McDonald’s temporarily closed all its corporate offices in the U.S. this week as it reportedly prepared to lay off hundreds of employees, making it the latest high-profile company to announce a round of cost-cutting in recent months.
The fast-food chain closed its U.S. offices Monday through Wednesday and told employees in an email that upcoming layoffs were “a clear opportunity ahead of us to get faster and more effective at solving problems for our customers and people and to globally scale our successful market innovations at speed,” the Associated Press reported.
Anonymous sources familiar with the company’s plans told the Wall Street Journal that hundreds of corporate employees would be laid off this week.
The internal email to employees said the offices were closed, and workers told to work remotely, for three days so that news of the layoffs could be delivered virtually, the Journal reported. Another reason cited in the email is that many employees would be busy with personal travel this week.

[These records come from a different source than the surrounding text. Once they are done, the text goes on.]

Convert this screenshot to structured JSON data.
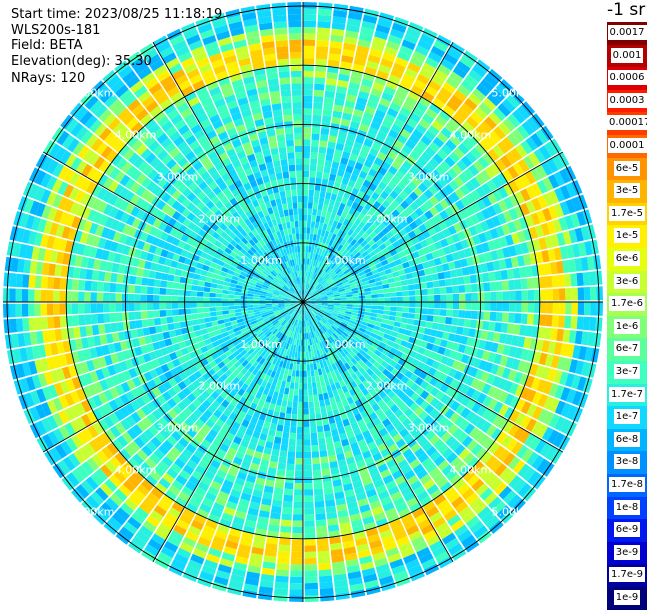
{
  "info": {
    "start_time": "Start time: 2023/08/25 11:18:19",
    "instrument": "WLS200s-181",
    "field": "Field: BETA",
    "elevation": "Elevation(deg): 35.30",
    "nrays": "NRays: 120"
  },
  "range_labels": [
    "1.00km",
    "2.00km",
    "3.00km",
    "4.00km",
    "5.00km"
  ],
  "colorbar": {
    "unit_label": "-1 sr",
    "ticks": [
      "0.0017",
      "0.001",
      "0.0006",
      "0.0003",
      "0.00017",
      "0.0001",
      "6e-5",
      "3e-5",
      "1.7e-5",
      "1e-5",
      "6e-6",
      "3e-6",
      "1.7e-6",
      "1e-6",
      "6e-7",
      "3e-7",
      "1.7e-7",
      "1e-7",
      "6e-8",
      "3e-8",
      "1.7e-8",
      "1e-8",
      "6e-9",
      "3e-9",
      "1.7e-9",
      "1e-9"
    ],
    "colors": [
      "#800000",
      "#b40000",
      "#dc0000",
      "#ff1a00",
      "#ff3c00",
      "#ff6a00",
      "#ff9400",
      "#ffb400",
      "#ffd200",
      "#fff000",
      "#e6ff10",
      "#c8ff30",
      "#a6ff52",
      "#80ff78",
      "#5cff9c",
      "#3cffc0",
      "#28f0e0",
      "#10d8ff",
      "#00b4ff",
      "#0090ff",
      "#0068ff",
      "#0040ff",
      "#0018f0",
      "#0000d0",
      "#0000a0",
      "#000078"
    ],
    "light_text_indices": [
      0,
      1,
      2,
      3,
      21,
      22,
      23,
      24,
      25
    ]
  },
  "plot": {
    "num_rays": 120,
    "max_range_km": 5.3,
    "grid_spokes_deg": [
      0,
      30,
      60,
      90,
      120,
      150,
      180,
      210,
      240,
      270,
      300,
      330
    ]
  }
}
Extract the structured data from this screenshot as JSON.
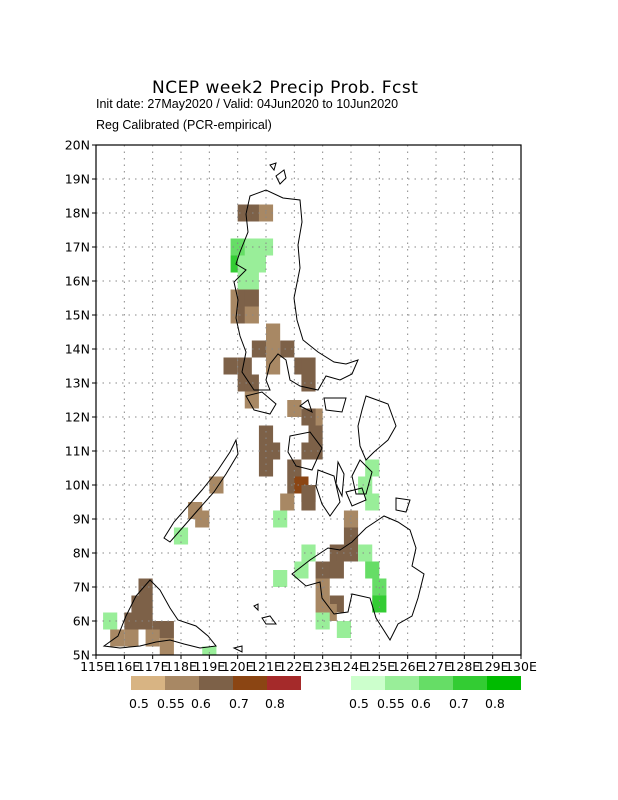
{
  "title": "NCEP week2 Precip Prob. Fcst",
  "subtitle_1": "Init date: 27May2020 / Valid: 04Jun2020 to 10Jun2020",
  "subtitle_2": "Reg Calibrated (PCR-empirical)",
  "axes": {
    "lat_labels": [
      "5N",
      "6N",
      "7N",
      "8N",
      "9N",
      "10N",
      "11N",
      "12N",
      "13N",
      "14N",
      "15N",
      "16N",
      "17N",
      "18N",
      "19N",
      "20N"
    ],
    "lon_labels": [
      "115E",
      "116E",
      "117E",
      "118E",
      "119E",
      "120E",
      "121E",
      "122E",
      "123E",
      "124E",
      "125E",
      "126E",
      "127E",
      "128E",
      "129E",
      "130E"
    ],
    "lon_range": [
      115,
      130
    ],
    "lat_range": [
      5,
      20
    ],
    "grid": "dotted"
  },
  "legend": {
    "dry": {
      "colors": [
        "#d8b483",
        "#a88864",
        "#7d6148",
        "#8b4513",
        "#a52a2a"
      ],
      "labels": [
        "0.5",
        "0.55",
        "0.6",
        "0.7",
        "0.8"
      ]
    },
    "wet": {
      "colors": [
        "#ccffcc",
        "#99ee99",
        "#66dd66",
        "#33cc33",
        "#00bb00"
      ],
      "labels": [
        "0.5",
        "0.55",
        "0.6",
        "0.7",
        "0.8"
      ]
    }
  },
  "chart_data": {
    "type": "heatmap",
    "title": "NCEP week2 Precip Prob. Fcst",
    "cell_size_deg": 0.5,
    "dry_cells": [
      [
        120.25,
        18.0,
        2
      ],
      [
        120.5,
        18.0,
        2
      ],
      [
        120.75,
        18.0,
        2
      ],
      [
        121.0,
        18.0,
        1
      ],
      [
        120.0,
        15.5,
        1
      ],
      [
        120.25,
        15.5,
        2
      ],
      [
        120.5,
        15.5,
        2
      ],
      [
        120.0,
        15.0,
        1
      ],
      [
        120.25,
        15.0,
        2
      ],
      [
        120.5,
        15.0,
        1
      ],
      [
        121.25,
        14.5,
        1
      ],
      [
        120.75,
        14.0,
        2
      ],
      [
        121.25,
        14.0,
        1
      ],
      [
        121.75,
        14.0,
        2
      ],
      [
        119.75,
        13.5,
        2
      ],
      [
        120.25,
        13.5,
        2
      ],
      [
        121.25,
        13.5,
        1
      ],
      [
        122.25,
        13.5,
        2
      ],
      [
        122.5,
        13.5,
        2
      ],
      [
        120.25,
        13.0,
        2
      ],
      [
        120.5,
        13.0,
        2
      ],
      [
        122.5,
        13.0,
        2
      ],
      [
        120.5,
        12.5,
        1
      ],
      [
        122.0,
        12.25,
        1
      ],
      [
        122.75,
        12.0,
        1
      ],
      [
        122.5,
        12.0,
        2
      ],
      [
        122.75,
        11.5,
        2
      ],
      [
        122.5,
        11.0,
        2
      ],
      [
        122.75,
        11.0,
        2
      ],
      [
        121.0,
        11.5,
        2
      ],
      [
        121.0,
        11.0,
        2
      ],
      [
        121.25,
        11.0,
        2
      ],
      [
        121.0,
        10.5,
        2
      ],
      [
        122.0,
        10.5,
        2
      ],
      [
        122.0,
        10.0,
        2
      ],
      [
        122.25,
        10.0,
        3
      ],
      [
        122.5,
        9.75,
        2
      ],
      [
        121.75,
        9.5,
        1
      ],
      [
        122.5,
        9.5,
        2
      ],
      [
        124.0,
        9.0,
        1
      ],
      [
        124.0,
        8.5,
        2
      ],
      [
        123.5,
        8.0,
        2
      ],
      [
        123.75,
        8.0,
        2
      ],
      [
        124.0,
        8.0,
        2
      ],
      [
        123.0,
        7.5,
        2
      ],
      [
        123.25,
        7.5,
        2
      ],
      [
        123.5,
        7.5,
        2
      ],
      [
        123.0,
        7.0,
        1
      ],
      [
        123.0,
        6.5,
        1
      ],
      [
        123.5,
        6.5,
        2
      ],
      [
        123.25,
        6.25,
        1
      ],
      [
        116.75,
        7.0,
        2
      ],
      [
        116.5,
        6.5,
        2
      ],
      [
        116.75,
        6.5,
        2
      ],
      [
        116.25,
        6.0,
        2
      ],
      [
        116.75,
        6.0,
        2
      ],
      [
        117.25,
        5.75,
        2
      ],
      [
        117.5,
        5.75,
        2
      ],
      [
        115.75,
        5.5,
        1
      ],
      [
        116.25,
        5.5,
        1
      ],
      [
        117.0,
        5.5,
        1
      ],
      [
        117.5,
        5.25,
        1
      ],
      [
        118.5,
        9.25,
        1
      ],
      [
        119.25,
        10.0,
        1
      ],
      [
        118.75,
        9.0,
        1
      ]
    ],
    "wet_cells": [
      [
        120.0,
        17.0,
        2
      ],
      [
        120.25,
        17.0,
        2
      ],
      [
        120.5,
        17.0,
        1
      ],
      [
        120.75,
        17.0,
        1
      ],
      [
        121.0,
        17.0,
        1
      ],
      [
        120.0,
        16.5,
        3
      ],
      [
        120.25,
        16.5,
        1
      ],
      [
        120.5,
        16.5,
        1
      ],
      [
        120.75,
        16.5,
        1
      ],
      [
        120.25,
        16.0,
        1
      ],
      [
        120.5,
        16.0,
        1
      ],
      [
        124.75,
        10.5,
        1
      ],
      [
        124.5,
        10.0,
        1
      ],
      [
        124.75,
        9.5,
        1
      ],
      [
        121.5,
        7.25,
        1
      ],
      [
        122.25,
        7.5,
        1
      ],
      [
        122.5,
        8.0,
        1
      ],
      [
        124.5,
        8.0,
        1
      ],
      [
        124.75,
        7.5,
        2
      ],
      [
        125.0,
        7.0,
        2
      ],
      [
        125.0,
        6.5,
        3
      ],
      [
        123.0,
        6.0,
        1
      ],
      [
        123.75,
        5.75,
        1
      ],
      [
        115.5,
        6.0,
        1
      ],
      [
        118.0,
        8.5,
        1
      ],
      [
        119.0,
        5.0,
        1
      ],
      [
        121.5,
        9.0,
        1
      ]
    ]
  }
}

The news comes after tech giants Microsoft, Amazon, Twitter, and Facebook parent company Meta all announced layoffs of thousands of workers over recent months. Many tech companies reportedly over-hired during the pandemic, but cost-cutting has also hit other industries, with automaker General Motors offering buyouts to most of its salaried workforce in the U.S. in March.
McDonald’s had indicated in January that a corporate restructure aimed at increasing speed and efficiency would likely involve layoffs, as reported by AP. In the tech sector, Meta has also dubbed 2023 the “year of efficiency,” saying in a press release that it would be “focused on becoming a stronger and more nimble organization.”
McDonald’s has more than 150,000 employees across corporate roles and jobs in restaurants, about 70 percent of which are outside the U.S., according to AP.
The value of shares in McDonald’s rose nearly 1 percent as layoffs began on Monday, AP reported.